Top student awards honor outstanding graduates

The Ignatian Awards for the outstanding male and female undergraduate students are presented to those students who are distinguished by their involvement in the life of the campus, representing Loyola with honor and distinction, who live their faith commitment and maintain a high grade point average. The presentation was made at the University Baccalaureate Mass.

The outstanding male undergraduate is Matthew Glover, a philosophy/religious studies major with a minor in English literature. He has demonstrated what a Jesuit education means not only by achieving a 3.9 grade point average, but also by serving as Awakening Retreat rector, a tutor, assistant director of a Catholic summer camp for high school teens, ministering to the elderly in an assisted living center, and with LUCAP.
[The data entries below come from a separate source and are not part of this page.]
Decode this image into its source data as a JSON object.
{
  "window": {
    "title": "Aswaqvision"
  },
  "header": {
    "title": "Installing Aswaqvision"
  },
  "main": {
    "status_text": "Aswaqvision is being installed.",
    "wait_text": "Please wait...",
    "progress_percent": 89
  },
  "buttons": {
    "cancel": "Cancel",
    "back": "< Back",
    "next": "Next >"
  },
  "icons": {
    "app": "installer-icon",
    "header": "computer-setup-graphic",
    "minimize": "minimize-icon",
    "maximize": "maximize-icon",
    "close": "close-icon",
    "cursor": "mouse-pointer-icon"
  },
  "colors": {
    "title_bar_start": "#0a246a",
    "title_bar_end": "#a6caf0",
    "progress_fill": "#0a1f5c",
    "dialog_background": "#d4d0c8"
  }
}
Glover also has served on the Jesuit and Catholic Identity Committee of the Board of Trustees and the University Ministry Advisory Committee. He was captain of the tennis team and a member of Phi Kappa Psi Fraternity. A nominator wrote, "In every commitment, he gives his whole care, often neglecting his own needs. He demonstrates his faith through every step and every thought."

Glover has been active in pro-life movement, "witnessing to the sanctity and dignity of all human life." This humble student hopes that through his influence students "will see that beauty in this world resides not in success, but in the amount with which we love." He will pursue his theological studies for the Catholic priesthood at the Pontifical North American College in Rome.

The outstanding female undergraduate is Katherine Wingfield, who graduated with a bachelor's of business administration in economics major with a biology minor. Wingfield also was a member of the honors program. A nominator wrote eloquently, "Jesuit education is the education of persons for others, persons who will seek to act justly, to love tenderly, and to walk reverently. She has graced our campus for four years as a person who epitomizes all that Jesuit education means."

Wingfield involvement includes work for LUCAP as co-chair for CARE (Children Are Reason Enough) and co-chair of external affairs, as president of the Economics Club, treasurer of GOAL, as a tutor, and as a representative of the Dean's Student Advisory Council of the College of Arts and Sciences and the Monroe Library Student Advisory Team, where she has worked for three years.

She worked in music ministry at Ignatius Chapel, sang with the University Chorus, and the New Orleans Symphony Chorusall this while maintaining a 3.991 grade point average. Wingfield says, "throughout my course of study, Loyola fostered my intellectual creativity, encouraged my independence of thought, and challenged me to seek wisdom and truth in an effort to reach my individual potential." She says Loyola taught her to know herself, her potential, and her Creator. She will continue her education at the University of Houston in a joint medical law/masters in public health program.